The independent GP contractor model is ‘very much alive’ under the GMS and PMS contracts in Hull, the LMC has said, despite the local CCG saying its ‘ultimate aim’ was to move to a ‘completely salaried model’.
Dr Russell Walshaw, chief executive of the Humberside group of LMCs, said the news of NHS Hull CCG’s plans had caused ‘consternation’ amongst GPs, but said ultimately the CCG was not in a position to ‘persuade or force’ practices to become salaried.
The CCG had said it was in talks over different models of general practice, partly in response to a recruitment crisis that has led to it offering a package to new GPs that includes sponsoring academic research.
The chief officer of NHS Hull CCG had told Pulse that it could not force GPs to become salaried, but it was looking at making the salaried model more attractive to attract more younger doctors.
Dr Walshaw said the LMC was ‘aware’ that the CCG was looking at different models of care.
He said: ‘Basically, the aim of the CCG is to provide the same quality wherever you happen to go in the city, and I think that’s very laudable. But the approach that they seem to be taking is to have a salaried service, presumably from one organisation.

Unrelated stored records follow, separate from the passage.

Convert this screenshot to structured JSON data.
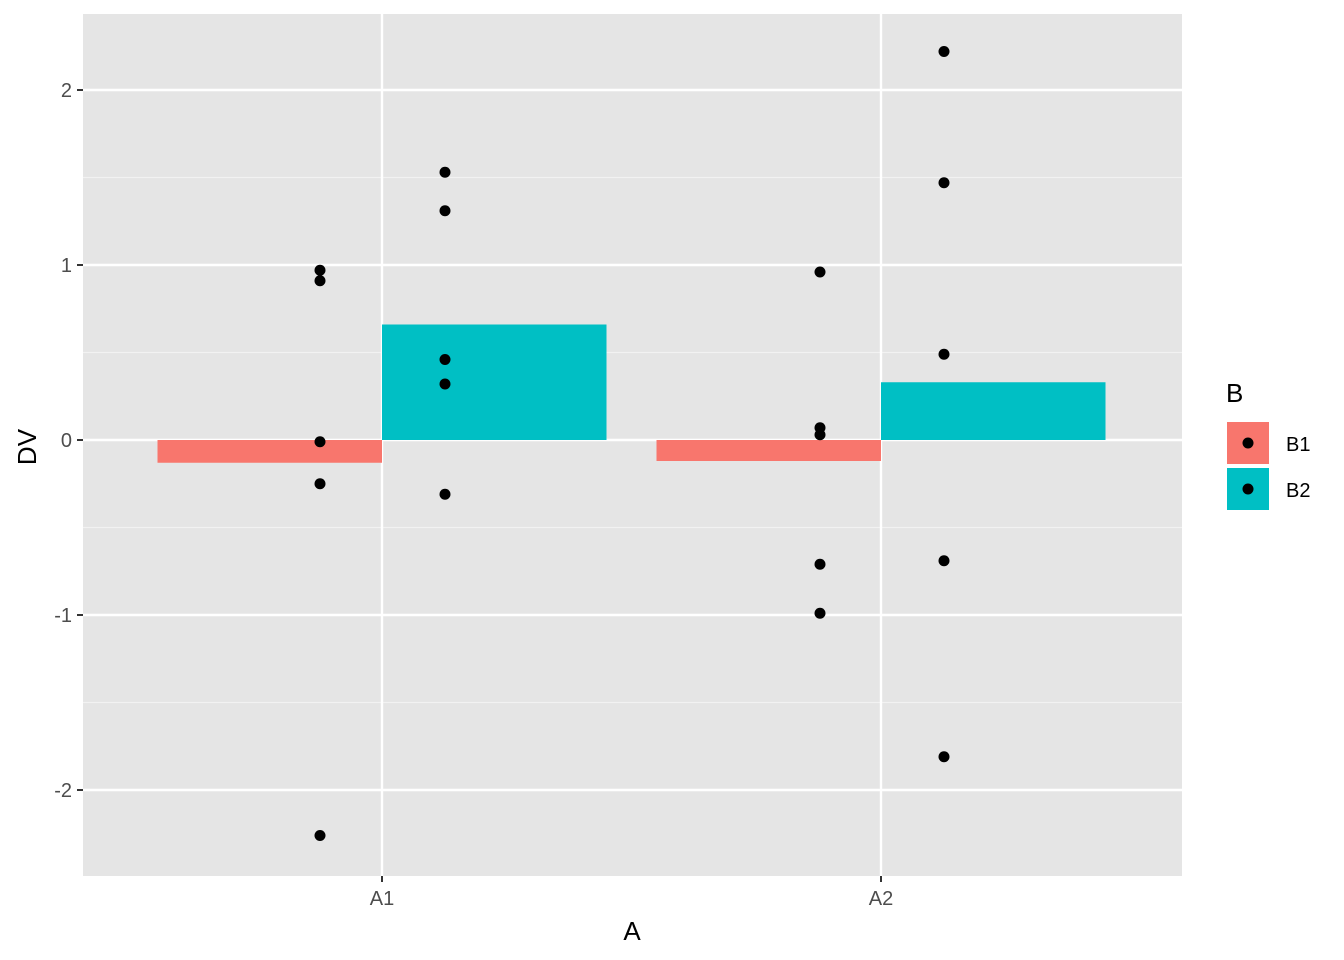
{
  "chart_data": {
    "type": "bar",
    "xlabel": "A",
    "ylabel": "DV",
    "categories": [
      "A1",
      "A2"
    ],
    "ylim": [
      -2.5,
      2.45
    ],
    "yticks": [
      -2,
      -1,
      0,
      1,
      2
    ],
    "ytick_labels": [
      "-2",
      "-1",
      "0",
      "1",
      "2"
    ],
    "grid": true,
    "legend": {
      "title": "B",
      "position": "right",
      "entries": [
        "B1",
        "B2"
      ]
    },
    "series": [
      {
        "name": "B1",
        "color": "#F8766D",
        "values": [
          -0.13,
          -0.12
        ],
        "points": [
          [
            0.97,
            0.91,
            -0.01,
            -0.25,
            -2.26
          ],
          [
            0.96,
            0.07,
            0.03,
            -0.71,
            -0.99
          ]
        ]
      },
      {
        "name": "B2",
        "color": "#00BFC4",
        "values": [
          0.66,
          0.33
        ],
        "points": [
          [
            1.53,
            1.31,
            0.46,
            0.32,
            -0.31
          ],
          [
            2.22,
            1.47,
            0.49,
            -0.69,
            -1.81
          ]
        ]
      }
    ]
  }
}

‘Well that has caused some consternation with a number of GPs, and raised a number of comments on the Pulse website.’
He added: ‘From the LMC’s point of view, we don’t actually mind what sort of contract a GP wishes to hold […] but I think the important point is that the independent contractor status is still very much alive under the GMS and PMS contracts.
‘So I’m not sure that the Hull CCG is in a position to persuade or force doctors to change, because they’re not contract holders and they can’t terminate GMS contracts.’
NHS Hull CCG chief officer Emma Latimer told Pulse that they were ‘not expecting all GPs to want this’ but that they were developing salaried posts because they understood ‘any alternative has to be attractive enough for people to want to get involved.’
She added: ‘GPs’ employers could could be a social enterprise, they could be a hospital, they could be a GP consortium or federation or a social enterprise. It won’t be the CCG, because we’re not into provision.’
The CCG has been looking to fill nine salaried GP positions, which offered time off and funding to complete a masters or PhD in areas like public health or to undertake CCG work.
The recruitment round of recruitment to fill nine salaried positions closed on Sunday after the application deadline was extended.
A spokesperson for Hull CCG told Pulse: ‘We have had a positive response to the Hull 2020 GP recruitment scheme advert posted in the British Medical Journal, and we are currently evaluating options to strengthen the on-going campaign.
‘The first priority is to consult with our Programme Board partners on next steps for our current applicants and for our on-going recruitment strategy for 2015-16.’